Don’t fall in: Warning signs likely to be posted at 2 swallow holes

by Michael Mosher on February 15, 2018

Post image for Don’t fall in: Warning signs likely to be posted at 2 swallow holes

The possibility of someone falling into one of the swallow holes in Wilson’s Creek — and being sucked underground — might soon lead to some warning signs at that location.

Errin Kemper, assistant director of Environmental Services, said the city will work with Ozark Greenways and the Springfield-Greene County Park Board to post appropriate signage near the swallow holes, which are a short distance from an Ozark Greenway trail.

“The concern is that somebody could fall in if they didn’t know about it,” Kemper said Wednesday. “Warning signs are one of the things that has been discussed.”

The holes are south of the city’s wastewater treatment plant.

A three-foot-wide swallow hole appeared last year in the creek bed in Wilson’s Creek, and it has been sucking water underground ever since. It’s believed that water emerges at Rader Spring about a mile downstream.

In recent weeks, a much larger swallow hole six or seven feet wide suddenly appeared next to the original one. It appears to be funneling large amounts of water underground beneath the edge of the creek where curious visitors typically might stand to get a look at the unusual holes.

It’s unknown how far back the bank has been undercut. Last week, both swallow holes appeared to be large enough and deep enough that they could trap a human who happened to fall in.

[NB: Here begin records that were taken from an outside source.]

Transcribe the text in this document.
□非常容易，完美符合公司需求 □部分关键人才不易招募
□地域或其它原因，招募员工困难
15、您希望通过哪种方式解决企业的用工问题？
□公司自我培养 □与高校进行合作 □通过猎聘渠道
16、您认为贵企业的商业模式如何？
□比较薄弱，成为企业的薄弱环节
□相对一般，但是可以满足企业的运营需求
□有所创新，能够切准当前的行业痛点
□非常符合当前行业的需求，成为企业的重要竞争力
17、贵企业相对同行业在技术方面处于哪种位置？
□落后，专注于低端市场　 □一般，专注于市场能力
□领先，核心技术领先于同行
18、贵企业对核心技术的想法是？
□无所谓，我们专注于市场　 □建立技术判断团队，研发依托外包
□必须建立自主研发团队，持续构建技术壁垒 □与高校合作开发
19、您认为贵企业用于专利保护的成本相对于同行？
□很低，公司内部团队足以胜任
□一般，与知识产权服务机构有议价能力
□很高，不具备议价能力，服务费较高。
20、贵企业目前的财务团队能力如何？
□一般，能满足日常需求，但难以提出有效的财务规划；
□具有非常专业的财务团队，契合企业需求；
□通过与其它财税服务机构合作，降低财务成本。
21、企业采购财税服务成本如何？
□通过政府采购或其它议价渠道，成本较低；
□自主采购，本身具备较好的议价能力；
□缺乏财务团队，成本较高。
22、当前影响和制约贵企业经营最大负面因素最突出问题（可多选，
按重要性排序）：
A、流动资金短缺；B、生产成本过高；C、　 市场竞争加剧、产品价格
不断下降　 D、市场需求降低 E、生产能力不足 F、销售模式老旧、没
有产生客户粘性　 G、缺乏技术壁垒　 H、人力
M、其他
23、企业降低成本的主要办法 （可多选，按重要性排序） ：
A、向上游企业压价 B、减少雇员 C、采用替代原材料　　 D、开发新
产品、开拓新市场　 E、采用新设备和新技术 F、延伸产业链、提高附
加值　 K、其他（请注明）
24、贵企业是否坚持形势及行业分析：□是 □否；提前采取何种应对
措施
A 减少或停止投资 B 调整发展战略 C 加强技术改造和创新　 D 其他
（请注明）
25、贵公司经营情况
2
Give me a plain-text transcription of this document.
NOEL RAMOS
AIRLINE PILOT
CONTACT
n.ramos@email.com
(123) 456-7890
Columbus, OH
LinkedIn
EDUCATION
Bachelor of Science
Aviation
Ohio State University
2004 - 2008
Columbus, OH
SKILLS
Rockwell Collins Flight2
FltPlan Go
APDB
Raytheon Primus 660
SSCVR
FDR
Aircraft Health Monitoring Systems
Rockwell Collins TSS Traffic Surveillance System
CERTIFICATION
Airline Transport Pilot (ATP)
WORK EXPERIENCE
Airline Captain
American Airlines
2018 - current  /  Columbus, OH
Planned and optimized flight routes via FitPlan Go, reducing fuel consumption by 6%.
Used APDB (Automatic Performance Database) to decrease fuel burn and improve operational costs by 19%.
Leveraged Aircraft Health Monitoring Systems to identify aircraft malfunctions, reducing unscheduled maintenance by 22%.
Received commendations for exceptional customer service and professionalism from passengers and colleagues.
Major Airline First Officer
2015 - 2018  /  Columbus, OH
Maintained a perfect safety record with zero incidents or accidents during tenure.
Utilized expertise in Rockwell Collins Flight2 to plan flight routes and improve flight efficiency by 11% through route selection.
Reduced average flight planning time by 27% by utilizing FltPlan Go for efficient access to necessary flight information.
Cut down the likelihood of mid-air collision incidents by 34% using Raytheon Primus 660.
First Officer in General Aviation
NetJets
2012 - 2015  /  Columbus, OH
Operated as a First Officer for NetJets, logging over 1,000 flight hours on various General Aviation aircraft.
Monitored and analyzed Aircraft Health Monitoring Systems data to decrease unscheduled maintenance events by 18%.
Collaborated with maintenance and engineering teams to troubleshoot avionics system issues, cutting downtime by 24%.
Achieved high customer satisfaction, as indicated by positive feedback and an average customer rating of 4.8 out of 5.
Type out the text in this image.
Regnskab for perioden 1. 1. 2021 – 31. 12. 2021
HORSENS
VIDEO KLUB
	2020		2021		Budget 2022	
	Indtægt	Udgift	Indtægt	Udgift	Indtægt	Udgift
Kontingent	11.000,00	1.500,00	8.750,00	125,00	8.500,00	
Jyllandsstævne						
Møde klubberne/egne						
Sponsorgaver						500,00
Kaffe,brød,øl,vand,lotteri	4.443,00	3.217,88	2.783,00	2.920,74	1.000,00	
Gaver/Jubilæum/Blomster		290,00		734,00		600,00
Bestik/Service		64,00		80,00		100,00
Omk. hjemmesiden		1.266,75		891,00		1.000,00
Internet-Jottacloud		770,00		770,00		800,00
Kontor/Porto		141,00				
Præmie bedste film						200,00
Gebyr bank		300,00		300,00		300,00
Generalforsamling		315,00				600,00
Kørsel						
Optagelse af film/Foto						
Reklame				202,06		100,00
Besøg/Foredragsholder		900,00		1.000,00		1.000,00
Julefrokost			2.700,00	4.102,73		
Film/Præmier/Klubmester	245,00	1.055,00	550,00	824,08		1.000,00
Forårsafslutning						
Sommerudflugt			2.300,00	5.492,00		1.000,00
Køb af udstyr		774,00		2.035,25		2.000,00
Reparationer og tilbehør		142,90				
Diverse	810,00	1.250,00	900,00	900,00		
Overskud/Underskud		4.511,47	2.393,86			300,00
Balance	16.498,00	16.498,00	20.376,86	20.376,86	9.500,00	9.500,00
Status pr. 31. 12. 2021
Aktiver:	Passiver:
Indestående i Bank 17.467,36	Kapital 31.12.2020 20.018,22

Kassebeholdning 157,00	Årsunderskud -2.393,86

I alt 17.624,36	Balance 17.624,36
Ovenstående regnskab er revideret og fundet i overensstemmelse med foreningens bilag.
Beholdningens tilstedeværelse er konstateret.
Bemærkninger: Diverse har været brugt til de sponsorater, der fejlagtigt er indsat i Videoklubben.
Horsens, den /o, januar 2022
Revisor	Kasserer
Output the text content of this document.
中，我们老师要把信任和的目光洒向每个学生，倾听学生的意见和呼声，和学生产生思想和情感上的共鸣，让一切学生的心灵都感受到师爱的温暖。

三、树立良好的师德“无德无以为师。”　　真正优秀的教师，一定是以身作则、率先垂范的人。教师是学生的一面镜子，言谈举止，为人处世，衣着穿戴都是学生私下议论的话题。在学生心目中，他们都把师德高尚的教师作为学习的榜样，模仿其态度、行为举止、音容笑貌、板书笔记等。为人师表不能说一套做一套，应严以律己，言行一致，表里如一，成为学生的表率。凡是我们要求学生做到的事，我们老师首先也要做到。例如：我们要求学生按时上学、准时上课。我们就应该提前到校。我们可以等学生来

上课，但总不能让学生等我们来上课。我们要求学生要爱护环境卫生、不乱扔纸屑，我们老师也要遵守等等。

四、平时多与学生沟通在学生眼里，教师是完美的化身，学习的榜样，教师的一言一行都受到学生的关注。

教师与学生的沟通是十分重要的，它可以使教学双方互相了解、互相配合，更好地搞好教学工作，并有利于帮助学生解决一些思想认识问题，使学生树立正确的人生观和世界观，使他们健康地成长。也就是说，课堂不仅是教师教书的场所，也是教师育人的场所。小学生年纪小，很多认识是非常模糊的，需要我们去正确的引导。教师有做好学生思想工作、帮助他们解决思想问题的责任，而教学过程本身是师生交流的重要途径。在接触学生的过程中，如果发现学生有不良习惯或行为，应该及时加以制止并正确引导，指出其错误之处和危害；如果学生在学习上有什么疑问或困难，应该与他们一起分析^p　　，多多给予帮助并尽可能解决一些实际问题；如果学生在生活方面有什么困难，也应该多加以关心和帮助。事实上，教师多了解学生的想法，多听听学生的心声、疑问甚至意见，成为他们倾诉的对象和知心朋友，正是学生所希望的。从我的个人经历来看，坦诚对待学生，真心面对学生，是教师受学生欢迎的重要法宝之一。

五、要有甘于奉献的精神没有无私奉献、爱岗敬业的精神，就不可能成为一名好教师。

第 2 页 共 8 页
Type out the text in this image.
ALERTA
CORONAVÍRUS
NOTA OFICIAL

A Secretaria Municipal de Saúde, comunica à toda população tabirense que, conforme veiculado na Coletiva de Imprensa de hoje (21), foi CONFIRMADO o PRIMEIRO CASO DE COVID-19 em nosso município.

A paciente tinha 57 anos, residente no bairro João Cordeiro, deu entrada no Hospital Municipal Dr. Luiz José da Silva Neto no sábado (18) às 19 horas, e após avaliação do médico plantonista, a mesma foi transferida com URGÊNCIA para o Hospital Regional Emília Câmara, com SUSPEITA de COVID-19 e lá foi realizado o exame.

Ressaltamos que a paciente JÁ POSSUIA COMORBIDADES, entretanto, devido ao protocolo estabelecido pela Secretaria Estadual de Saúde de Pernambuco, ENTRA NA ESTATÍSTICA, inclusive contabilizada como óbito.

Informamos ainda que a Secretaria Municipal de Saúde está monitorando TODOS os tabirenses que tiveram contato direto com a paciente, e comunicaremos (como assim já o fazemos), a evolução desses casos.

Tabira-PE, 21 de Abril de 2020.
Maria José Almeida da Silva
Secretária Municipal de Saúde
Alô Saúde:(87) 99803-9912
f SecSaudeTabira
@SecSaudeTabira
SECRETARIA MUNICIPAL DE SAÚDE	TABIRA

Kemper said fencing the swallow holes off from public view wouldn’t work because the fencing likely would wash away the first time the creek floods.

The city is now trying to find the right wording on signs to convey how dangerous the swallow holes are, without encouraging more people to try to walk off the trail and see them.

Years ago, Kemper said the city posted warning signs and a fence around a large sinkhole on south Campbell Avenue. But that’s not an area where signs and fencing would typically wash away.

Kemper said he didn’t have a timeframe for when the warning signs at the swallow hole site might be installed.